Between Surgery and Cirrhosis
David Mitchell, a 64-year-old retired structural engineer from Vancouver, had been monitored for hepatitis B-related cirrhosis for over a decade. In mid-2025, routine surveillance ultrasound revealed a 3.8 cm lesion in segment VI of his liver. Subsequent triple-phase CT and MRI confirmed: hepatocellular carcinoma, stage II (T2N0M0, BCLC stage A).
His liver function, however, complicated everything. Child-Pugh score was class B (7 points): albumin 3.1 g/dL, bilirubin 2.1 mg/dL, INR 1.4, and mild ascites controlled with diuretics. The tumor was operable — but his liver might not tolerate the resection. Vancouver General's hepatobiliary tumor board estimated a 30% risk of post-hepatectomy liver failure. They offered transarterial chemoembolization as a bridge, but candidly acknowledged it was not curative for a lesion of this size.
The alternative — proton therapy — was unavailable in Canada. The nearest proton center was in Seattle, where a full course would cost over $200,000 USD, entirely out of pocket.

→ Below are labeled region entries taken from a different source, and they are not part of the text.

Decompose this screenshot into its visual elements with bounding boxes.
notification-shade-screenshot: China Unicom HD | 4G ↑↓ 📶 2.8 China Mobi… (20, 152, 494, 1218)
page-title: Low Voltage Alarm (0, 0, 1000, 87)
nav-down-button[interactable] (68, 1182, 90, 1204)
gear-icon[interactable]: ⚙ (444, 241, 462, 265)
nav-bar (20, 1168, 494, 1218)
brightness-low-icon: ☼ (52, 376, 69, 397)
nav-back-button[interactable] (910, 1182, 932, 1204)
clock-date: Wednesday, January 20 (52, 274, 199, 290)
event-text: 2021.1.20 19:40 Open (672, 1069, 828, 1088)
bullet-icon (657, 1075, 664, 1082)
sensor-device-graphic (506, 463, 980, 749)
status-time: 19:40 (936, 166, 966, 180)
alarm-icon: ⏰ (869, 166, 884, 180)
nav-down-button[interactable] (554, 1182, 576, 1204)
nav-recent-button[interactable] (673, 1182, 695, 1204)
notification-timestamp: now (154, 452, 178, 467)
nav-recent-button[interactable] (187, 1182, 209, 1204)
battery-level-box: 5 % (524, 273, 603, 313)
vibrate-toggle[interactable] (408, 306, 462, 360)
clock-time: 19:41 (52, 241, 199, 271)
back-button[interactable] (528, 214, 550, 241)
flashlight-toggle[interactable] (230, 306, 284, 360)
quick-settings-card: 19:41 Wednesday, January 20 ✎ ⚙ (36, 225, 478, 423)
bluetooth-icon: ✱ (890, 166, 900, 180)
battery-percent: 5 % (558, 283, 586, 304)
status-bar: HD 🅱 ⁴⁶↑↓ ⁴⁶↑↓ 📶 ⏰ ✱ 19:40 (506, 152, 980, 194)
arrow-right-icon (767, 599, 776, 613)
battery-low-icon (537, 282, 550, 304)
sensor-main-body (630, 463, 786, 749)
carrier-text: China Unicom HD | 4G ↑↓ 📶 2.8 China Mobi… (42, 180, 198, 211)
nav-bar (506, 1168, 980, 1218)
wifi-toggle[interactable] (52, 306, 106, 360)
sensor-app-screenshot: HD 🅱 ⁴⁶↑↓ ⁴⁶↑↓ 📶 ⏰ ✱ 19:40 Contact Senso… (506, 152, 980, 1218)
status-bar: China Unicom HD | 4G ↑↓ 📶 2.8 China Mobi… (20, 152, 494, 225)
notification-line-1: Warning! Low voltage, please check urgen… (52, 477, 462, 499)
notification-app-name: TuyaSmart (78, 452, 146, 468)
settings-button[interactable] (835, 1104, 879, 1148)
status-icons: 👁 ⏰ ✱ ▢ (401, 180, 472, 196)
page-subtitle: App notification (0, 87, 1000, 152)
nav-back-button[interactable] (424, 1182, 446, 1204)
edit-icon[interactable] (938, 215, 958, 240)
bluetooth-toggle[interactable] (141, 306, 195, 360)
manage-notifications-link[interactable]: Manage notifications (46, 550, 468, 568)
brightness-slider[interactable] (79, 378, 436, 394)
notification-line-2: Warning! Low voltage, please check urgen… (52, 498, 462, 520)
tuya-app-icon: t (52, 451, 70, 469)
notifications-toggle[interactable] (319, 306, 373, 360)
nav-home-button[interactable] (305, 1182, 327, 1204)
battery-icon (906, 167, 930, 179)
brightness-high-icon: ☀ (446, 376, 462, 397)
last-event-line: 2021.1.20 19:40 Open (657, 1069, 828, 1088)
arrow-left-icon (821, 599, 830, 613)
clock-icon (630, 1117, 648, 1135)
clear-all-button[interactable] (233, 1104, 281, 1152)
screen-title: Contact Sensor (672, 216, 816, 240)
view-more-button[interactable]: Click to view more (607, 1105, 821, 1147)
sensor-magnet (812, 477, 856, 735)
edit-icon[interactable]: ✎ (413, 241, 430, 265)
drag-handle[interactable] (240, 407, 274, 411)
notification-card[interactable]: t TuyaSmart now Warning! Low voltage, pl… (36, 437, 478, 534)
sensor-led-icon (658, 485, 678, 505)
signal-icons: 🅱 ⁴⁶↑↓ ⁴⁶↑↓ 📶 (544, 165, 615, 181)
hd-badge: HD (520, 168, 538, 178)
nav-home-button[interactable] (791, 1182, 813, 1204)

Shanghai's Proton Experience
David's adult daughter found SSAnkang while researching proton therapy abroad. Within a week, our oncology coordinator had convened a virtual tumor board with the Shanghai Proton and Heavy Ion Center — one of only five active proton centers in mainland China, treating hepatocellular carcinoma since 2014 with published five-year local control rates exceeding 90%.

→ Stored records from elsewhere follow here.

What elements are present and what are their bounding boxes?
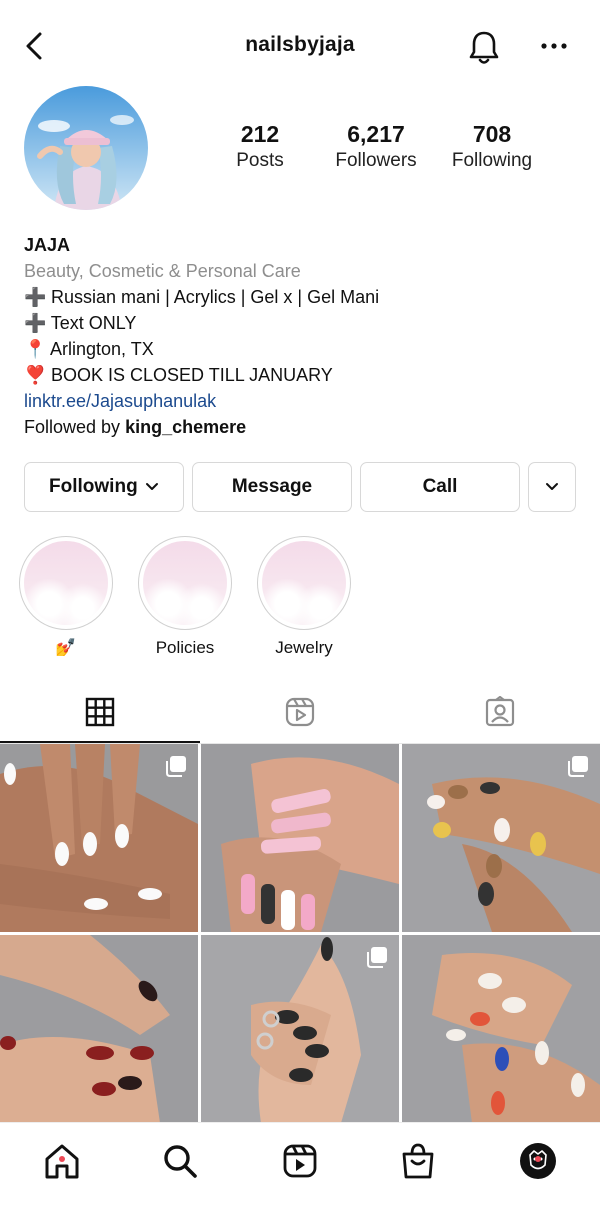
call-button[interactable]: Call bbox=[360, 462, 520, 512]
profile-bio: JAJA Beauty, Cosmetic & Personal Care ➕ … bbox=[24, 232, 584, 440]
posts-label: Posts bbox=[236, 150, 284, 171]
post-thumbnail[interactable] bbox=[402, 935, 600, 1123]
tab-tagged[interactable] bbox=[400, 684, 600, 743]
highlight-label: 💅 bbox=[55, 638, 77, 657]
following-button[interactable]: Following bbox=[24, 462, 184, 512]
grid-icon bbox=[85, 697, 115, 727]
home-notification-dot bbox=[59, 1156, 65, 1162]
plus-icon: ➕ bbox=[24, 287, 47, 307]
bio-line-text: Russian mani | Acrylics | Gel x | Gel Ma… bbox=[51, 287, 380, 307]
search-icon[interactable] bbox=[158, 1139, 202, 1183]
highlight-cover bbox=[138, 536, 232, 630]
heart-exclamation-icon: ❣️ bbox=[24, 365, 47, 385]
bottom-nav bbox=[0, 1122, 600, 1207]
reels-icon bbox=[285, 697, 315, 727]
tab-grid[interactable] bbox=[0, 684, 200, 743]
chevron-down-icon bbox=[145, 482, 158, 490]
profile-avatar[interactable] bbox=[24, 86, 148, 210]
bio-line: ➕ Text ONLY bbox=[24, 310, 584, 336]
more-horizontal-icon[interactable] bbox=[538, 34, 570, 58]
bio-line-text: Text ONLY bbox=[50, 313, 137, 333]
bell-icon[interactable] bbox=[466, 28, 502, 66]
posts-count: 212 bbox=[240, 121, 280, 147]
plus-icon: ➕ bbox=[24, 313, 47, 333]
profile-display-name: JAJA bbox=[24, 235, 71, 255]
following-label: Following bbox=[451, 150, 533, 171]
profile-header: nailsbyjaja bbox=[0, 0, 600, 92]
highlight-cover bbox=[257, 536, 351, 630]
highlight-label: Policies bbox=[155, 638, 215, 657]
post-thumbnail[interactable] bbox=[201, 935, 399, 1123]
post-thumbnail[interactable] bbox=[201, 744, 399, 932]
bio-line-text: Arlington, TX bbox=[50, 339, 154, 359]
tab-reels[interactable] bbox=[200, 684, 400, 743]
bio-line: ❣️ BOOK IS CLOSED TILL JANUARY bbox=[24, 362, 584, 388]
post-thumbnail[interactable] bbox=[0, 935, 198, 1123]
tagged-icon bbox=[485, 696, 515, 727]
bio-line: 📍 Arlington, TX bbox=[24, 336, 584, 362]
highlight-label: Jewelry bbox=[275, 638, 333, 657]
posts-grid bbox=[0, 744, 600, 1123]
story-highlight[interactable]: 💅 bbox=[18, 536, 114, 660]
message-button[interactable]: Message bbox=[192, 462, 352, 512]
post-thumbnail[interactable] bbox=[402, 744, 600, 932]
story-highlight[interactable]: Jewelry bbox=[256, 536, 352, 660]
post-thumbnail[interactable] bbox=[0, 744, 198, 932]
profile-website-link[interactable]: linktr.ee/Jajasuphanulak bbox=[24, 388, 584, 414]
story-highlight[interactable]: Policies bbox=[137, 536, 233, 660]
multiple-posts-icon bbox=[367, 947, 387, 968]
multiple-posts-icon bbox=[166, 756, 186, 777]
followers-label: Followers bbox=[335, 150, 417, 171]
shop-bag-icon[interactable] bbox=[396, 1139, 440, 1183]
bio-line: ➕ Russian mani | Acrylics | Gel x | Gel … bbox=[24, 284, 584, 310]
location-pin-icon: 📍 bbox=[24, 339, 47, 359]
multiple-posts-icon bbox=[568, 756, 588, 777]
suggested-accounts-button[interactable] bbox=[528, 462, 576, 512]
profile-stats: 212 Posts 6,217 Followers 708 Following bbox=[200, 120, 580, 180]
followed-by[interactable]: Followed by king_chemere bbox=[24, 414, 584, 440]
following-count: 708 bbox=[472, 121, 512, 147]
following-stat[interactable]: 708 Following bbox=[432, 120, 552, 174]
reels-icon[interactable] bbox=[278, 1139, 322, 1183]
followed-by-prefix: Followed by bbox=[24, 417, 121, 437]
profile-tabs bbox=[0, 684, 600, 744]
following-button-label: Following bbox=[49, 476, 138, 497]
highlight-cover bbox=[19, 536, 113, 630]
followed-by-user: king_chemere bbox=[125, 417, 247, 437]
profile-username: nailsbyjaja bbox=[245, 33, 355, 56]
profile-notification-dot bbox=[535, 1156, 541, 1162]
posts-stat[interactable]: 212 Posts bbox=[200, 120, 320, 174]
profile-category: Beauty, Cosmetic & Personal Care bbox=[24, 261, 301, 281]
chevron-down-icon bbox=[546, 482, 558, 490]
bio-line-text: BOOK IS CLOSED TILL JANUARY bbox=[51, 365, 333, 385]
followers-count: 6,217 bbox=[347, 121, 405, 147]
followers-stat[interactable]: 6,217 Followers bbox=[316, 120, 436, 174]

The Shanghai team proposed an 8-fraction hypofractionated proton regimen over two weeks, using pencil-beam scanning with respiratory gating to track the tumor's motion during breathing. Total biologic effective dose was calculated to be equivalent to a far longer conventional photon course — but with exit dose to the uninvolved liver and right kidney reduced to near zero. A liver-specific MRI with hepatobiliary contrast was ordered for precise treatment planning.
Two Weeks That Changed the Trajectory
David and his wife flew to Shanghai and settled into a serviced apartment 10 minutes from the proton center. Treatment planning took five days: CT simulation, MRI fusion, custom immobilization, and plan QA with independent dose verification. Each daily fraction took approximately 25 minutes on the treatment table.
Side effects were minimal. By fraction 4, David reported mild fatigue (grade 1) — "like I'd stayed up too late the night before." No nausea, no skin reaction, no decline in liver function tests. He and his wife spent afternoons exploring Shanghai's French Concession. "It felt less like cancer treatment and more like an unusual vacation," he later said.
The Six-Week Scan
MRI at six weeks post-treatment showed the lesion had shrunk from 3.8 cm to 1.2 cm with no arterial enhancement — consistent with a complete radiologic response by modified RECIST criteria. His liver function, remarkably, had not declined. Albumin had actually improved to 3.4 g/dL, likely because the underlying cirrhosis management continued uninterrupted by any surgical insult.
Total cost for the full proton course, treatment planning, all imaging, and three weeks of accommodation in Shanghai: $52,000 USD. Roughly one-quarter of the US proton price. At 12-month follow-up, David remained in complete remission with preserved liver function. "They didn't just treat the tumor," he wrote to us, "they respected the liver I have left."